During 2022, the Volvo Group continued as a Lead Partner in DRIVE Sustainability. DRIVE Sustainability is a global network with the mission to drive sustainability in the supply chains of the automotive industry. We believe that a joint industry approach is one of the best ways to drive sustainability in our supply chains.

During 2022, the Volvo Group also continued its membership with the Responsible Minerals Initiative (RMI), an organization which holds valuable knowledge within the mining industry and provides important tools used within our Sustainable Minerals Program.

During 2022, the Volvo Group also collaborated in the Global Battery Alliance, a public-private collaboration platform under the umbrella of the World Economic Forum. The vision is to create a circular and sustainable battery value chain set on ten guiding principles covering issues from the circular recovery of battery materials, ensuring transparency of greenhouse gas emissions and their progressive reduction, to eliminating child and forced labour.

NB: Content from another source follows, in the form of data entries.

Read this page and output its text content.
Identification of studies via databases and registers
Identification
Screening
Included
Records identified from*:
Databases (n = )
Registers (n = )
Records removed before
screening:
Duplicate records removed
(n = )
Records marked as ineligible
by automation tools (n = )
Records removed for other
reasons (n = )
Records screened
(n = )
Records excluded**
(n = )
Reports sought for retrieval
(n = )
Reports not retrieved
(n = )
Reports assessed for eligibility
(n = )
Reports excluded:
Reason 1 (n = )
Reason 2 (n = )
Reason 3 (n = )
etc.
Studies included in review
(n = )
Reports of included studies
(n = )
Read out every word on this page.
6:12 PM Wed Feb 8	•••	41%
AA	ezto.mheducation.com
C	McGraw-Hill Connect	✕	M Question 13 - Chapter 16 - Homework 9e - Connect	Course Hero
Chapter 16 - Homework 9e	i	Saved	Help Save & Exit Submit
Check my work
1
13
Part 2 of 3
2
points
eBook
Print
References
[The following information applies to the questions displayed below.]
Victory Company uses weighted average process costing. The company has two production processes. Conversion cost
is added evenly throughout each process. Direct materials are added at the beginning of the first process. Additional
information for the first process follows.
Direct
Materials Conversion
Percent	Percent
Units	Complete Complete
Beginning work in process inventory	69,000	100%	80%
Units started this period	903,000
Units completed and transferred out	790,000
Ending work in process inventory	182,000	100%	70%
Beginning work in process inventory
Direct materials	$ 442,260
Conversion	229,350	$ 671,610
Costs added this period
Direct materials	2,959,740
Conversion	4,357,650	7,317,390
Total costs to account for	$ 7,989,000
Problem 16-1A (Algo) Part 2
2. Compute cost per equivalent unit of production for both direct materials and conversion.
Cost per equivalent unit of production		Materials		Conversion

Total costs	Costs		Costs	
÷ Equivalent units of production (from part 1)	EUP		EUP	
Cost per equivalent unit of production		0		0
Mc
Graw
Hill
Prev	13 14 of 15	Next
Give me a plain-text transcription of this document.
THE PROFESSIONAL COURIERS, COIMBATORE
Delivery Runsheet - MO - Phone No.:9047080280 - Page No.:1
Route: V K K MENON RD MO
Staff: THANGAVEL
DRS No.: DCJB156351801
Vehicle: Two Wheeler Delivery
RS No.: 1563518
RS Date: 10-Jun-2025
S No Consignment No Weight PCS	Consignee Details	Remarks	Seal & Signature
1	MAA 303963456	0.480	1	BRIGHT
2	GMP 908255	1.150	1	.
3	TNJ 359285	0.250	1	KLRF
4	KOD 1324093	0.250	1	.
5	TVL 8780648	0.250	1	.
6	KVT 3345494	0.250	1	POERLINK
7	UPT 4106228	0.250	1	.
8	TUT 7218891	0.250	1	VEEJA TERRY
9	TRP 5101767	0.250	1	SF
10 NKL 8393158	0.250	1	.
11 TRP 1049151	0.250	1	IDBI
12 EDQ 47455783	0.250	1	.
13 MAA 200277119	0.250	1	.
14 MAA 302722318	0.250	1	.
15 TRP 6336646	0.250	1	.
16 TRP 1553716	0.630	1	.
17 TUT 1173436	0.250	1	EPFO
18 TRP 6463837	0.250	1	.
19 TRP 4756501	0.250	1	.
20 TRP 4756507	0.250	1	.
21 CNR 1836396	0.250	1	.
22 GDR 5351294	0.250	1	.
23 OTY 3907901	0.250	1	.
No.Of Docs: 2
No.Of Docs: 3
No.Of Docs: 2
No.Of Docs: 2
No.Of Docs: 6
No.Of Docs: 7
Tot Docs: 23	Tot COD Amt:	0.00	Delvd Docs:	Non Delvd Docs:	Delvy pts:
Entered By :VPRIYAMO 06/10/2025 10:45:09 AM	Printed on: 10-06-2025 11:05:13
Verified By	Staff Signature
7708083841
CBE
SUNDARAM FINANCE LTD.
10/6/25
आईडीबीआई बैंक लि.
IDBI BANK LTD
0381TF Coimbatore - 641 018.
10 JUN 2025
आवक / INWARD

In addition, the Volvo Group is involved in CSR Europe’s Responsible Trucking Initiative. The initiative aims to improve employment and working conditions for truck drivers in the road transport sector across Europe.


The statement is made in accordance with Section 54 (1) of the UK Modern Slavery Act 2015. The statement has been approved by the Board of Directors of Renault Trucks and applies for the period January 1, 2022 to December 31, 2022.